Quo vadis, Real Madrid?

Real Madrid hat vor dem Hinspiel im Champions-League-Halbfinal gegen Chelsea noch Chancen auf die zwei wichtigsten Titel. Doch der Kräfteverschleiss ist enorm. Die Mannschaft geht auf dem Zahnfleisch.
Zinédine Zidane wischt sich Schweiss und Regen aus dem Gesicht
Bild: KEYSTONE/AP/Bernat Armangue

Zinédine Zidane hatte eigentlich alle Hände voll zu tun und nach den vielen englischen Wochen keine Energie übrig für Nebenschauplätze. Auch darum waren die Fragen, die nichts mit dem anstehenden Schlüsselspiel zu tun hatten, unerwünscht. Am Dienstag empfängt Real Madrid den FC Chelsea, und für das Team von Trainer Zidane geht es darum, den Ausgang der Saison in die gewünschten Bahnen zu lenken.

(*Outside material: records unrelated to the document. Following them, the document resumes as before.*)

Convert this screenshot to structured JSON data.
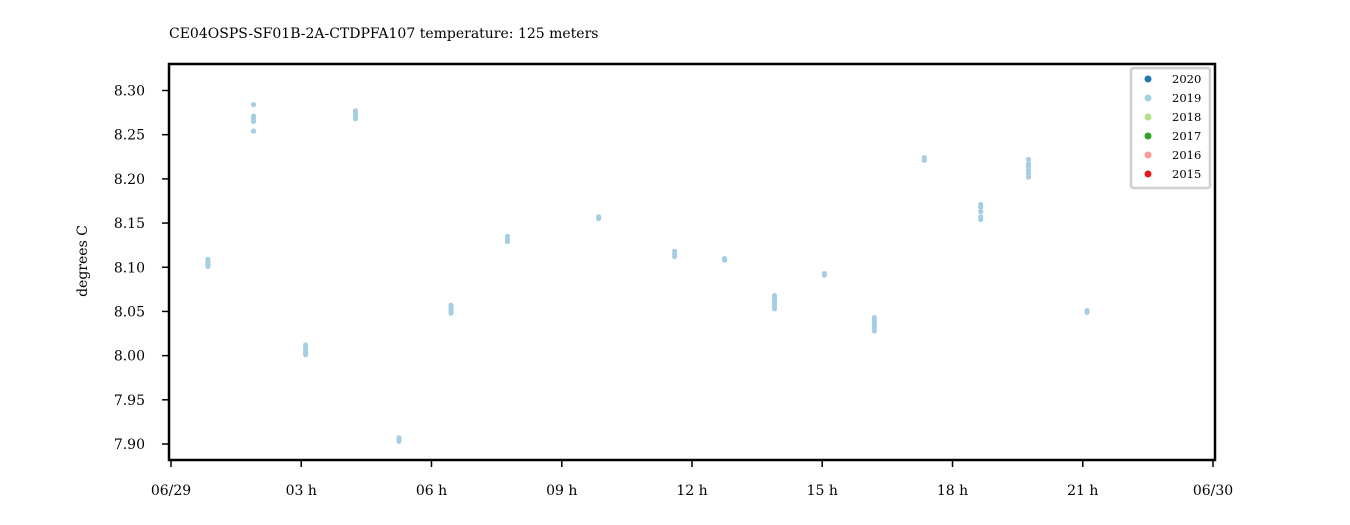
{
  "chart_data": {
    "type": "scatter",
    "title": "CE04OSPS-SF01B-2A-CTDPFA107 temperature: 125 meters",
    "xlabel": "",
    "ylabel": "degrees C",
    "xlim": [
      0,
      24
    ],
    "ylim": [
      7.88,
      8.33
    ],
    "x_unit": "hours",
    "x_ticks": [
      {
        "hour": 0,
        "label": "06/29"
      },
      {
        "hour": 3,
        "label": "03 h"
      },
      {
        "hour": 6,
        "label": "06 h"
      },
      {
        "hour": 9,
        "label": "09 h"
      },
      {
        "hour": 12,
        "label": "12 h"
      },
      {
        "hour": 15,
        "label": "15 h"
      },
      {
        "hour": 18,
        "label": "18 h"
      },
      {
        "hour": 21,
        "label": "21 h"
      },
      {
        "hour": 24,
        "label": "06/30"
      }
    ],
    "y_ticks": [
      {
        "value": 7.9,
        "label": "7.90"
      },
      {
        "value": 7.95,
        "label": "7.95"
      },
      {
        "value": 8.0,
        "label": "8.00"
      },
      {
        "value": 8.05,
        "label": "8.05"
      },
      {
        "value": 8.1,
        "label": "8.10"
      },
      {
        "value": 8.15,
        "label": "8.15"
      },
      {
        "value": 8.2,
        "label": "8.20"
      },
      {
        "value": 8.25,
        "label": "8.25"
      },
      {
        "value": 8.3,
        "label": "8.30"
      }
    ],
    "legend": {
      "placement": "top-right",
      "entries": [
        {
          "name": "2020",
          "color": "#1f78b4"
        },
        {
          "name": "2019",
          "color": "#a6cee3"
        },
        {
          "name": "2018",
          "color": "#b2df8a"
        },
        {
          "name": "2017",
          "color": "#33a02c"
        },
        {
          "name": "2016",
          "color": "#fb9a99"
        },
        {
          "name": "2015",
          "color": "#e31a1c"
        }
      ]
    },
    "series": [
      {
        "name": "2019",
        "color": "#a6cee3",
        "points": [
          {
            "x": 0.85,
            "y": 8.101
          },
          {
            "x": 0.85,
            "y": 8.103
          },
          {
            "x": 0.85,
            "y": 8.105
          },
          {
            "x": 0.85,
            "y": 8.107
          },
          {
            "x": 0.85,
            "y": 8.109
          },
          {
            "x": 1.9,
            "y": 8.284
          },
          {
            "x": 1.9,
            "y": 8.271
          },
          {
            "x": 1.9,
            "y": 8.268
          },
          {
            "x": 1.9,
            "y": 8.265
          },
          {
            "x": 1.9,
            "y": 8.254
          },
          {
            "x": 3.1,
            "y": 8.001
          },
          {
            "x": 3.1,
            "y": 8.003
          },
          {
            "x": 3.1,
            "y": 8.006
          },
          {
            "x": 3.1,
            "y": 8.009
          },
          {
            "x": 3.1,
            "y": 8.012
          },
          {
            "x": 4.25,
            "y": 8.277
          },
          {
            "x": 4.25,
            "y": 8.274
          },
          {
            "x": 4.25,
            "y": 8.271
          },
          {
            "x": 4.25,
            "y": 8.268
          },
          {
            "x": 5.25,
            "y": 7.903
          },
          {
            "x": 5.25,
            "y": 7.905
          },
          {
            "x": 5.25,
            "y": 7.907
          },
          {
            "x": 6.45,
            "y": 8.048
          },
          {
            "x": 6.45,
            "y": 8.051
          },
          {
            "x": 6.45,
            "y": 8.054
          },
          {
            "x": 6.45,
            "y": 8.057
          },
          {
            "x": 7.75,
            "y": 8.129
          },
          {
            "x": 7.75,
            "y": 8.132
          },
          {
            "x": 7.75,
            "y": 8.135
          },
          {
            "x": 9.85,
            "y": 8.155
          },
          {
            "x": 9.85,
            "y": 8.157
          },
          {
            "x": 11.6,
            "y": 8.112
          },
          {
            "x": 11.6,
            "y": 8.115
          },
          {
            "x": 11.6,
            "y": 8.118
          },
          {
            "x": 12.75,
            "y": 8.108
          },
          {
            "x": 12.75,
            "y": 8.11
          },
          {
            "x": 13.9,
            "y": 8.053
          },
          {
            "x": 13.9,
            "y": 8.056
          },
          {
            "x": 13.9,
            "y": 8.059
          },
          {
            "x": 13.9,
            "y": 8.062
          },
          {
            "x": 13.9,
            "y": 8.065
          },
          {
            "x": 13.9,
            "y": 8.068
          },
          {
            "x": 15.05,
            "y": 8.091
          },
          {
            "x": 15.05,
            "y": 8.093
          },
          {
            "x": 16.2,
            "y": 8.028
          },
          {
            "x": 16.2,
            "y": 8.031
          },
          {
            "x": 16.2,
            "y": 8.034
          },
          {
            "x": 16.2,
            "y": 8.037
          },
          {
            "x": 16.2,
            "y": 8.04
          },
          {
            "x": 16.2,
            "y": 8.043
          },
          {
            "x": 17.35,
            "y": 8.221
          },
          {
            "x": 17.35,
            "y": 8.224
          },
          {
            "x": 18.65,
            "y": 8.154
          },
          {
            "x": 18.65,
            "y": 8.157
          },
          {
            "x": 18.65,
            "y": 8.163
          },
          {
            "x": 18.65,
            "y": 8.168
          },
          {
            "x": 18.65,
            "y": 8.171
          },
          {
            "x": 19.75,
            "y": 8.202
          },
          {
            "x": 19.75,
            "y": 8.206
          },
          {
            "x": 19.75,
            "y": 8.21
          },
          {
            "x": 19.75,
            "y": 8.214
          },
          {
            "x": 19.75,
            "y": 8.217
          },
          {
            "x": 19.75,
            "y": 8.222
          },
          {
            "x": 21.1,
            "y": 8.049
          },
          {
            "x": 21.1,
            "y": 8.051
          }
        ]
      }
    ]
  }
}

Noch liegt vieles drin: Meisterschaft und Champions League. Doch beides steht auf wackligen Beinen. Das intensive Programm, gepaart mit einer Serie von Corona-Fällen, Quarantänen und Verletzungen setzt der Mannschaft zu. Mit drei Unentschieden aus den letzten vier Ligapartien hat es Real verpasst, sich im Meisterrennen mit Atlético Madrid, dem FC Barcelona und dem herangerückten FC Sevilla in die Pole-Position zu schieben. In der Champions League sind im Idealfall noch drei Partien mit höchster Intensität zu bewältigen - zuerst zwei gegen Chelsea, dann der Final gegen den Sieger des Duells zwischen Paris Saint-Germain und Manchester City.

Die Super League als Störfeuer

Fragen zur European Super League, die den europäischen Klubfussball in den letzten Tagen durchgeschüttelt hat, stören zum jetzigen Zeitpunkt noch mehr als ohnehin - zumal Chelsea unter Trainer Thomas Tuchel seit Ende Januar gefestigt auftritt. Doch die Fragen kamen natürlich. Immerhin gehört Klubpräsident Florentino Perez zu den treibenden Kräften hinter dem umstrittenen exklusiven Milliarden-Projekt, das am Montag vor einer Woche offizialisiert worden war und einen Tag später im Zuge einer heftigen Protestwelle wie ein Kartenhaus einstürzte. "Genug über die Super League geredet, sonst sind wir geliefert. Es steht ein Spiel an, darauf gilt es sich zu konzentrieren", sagte Zidane genervt.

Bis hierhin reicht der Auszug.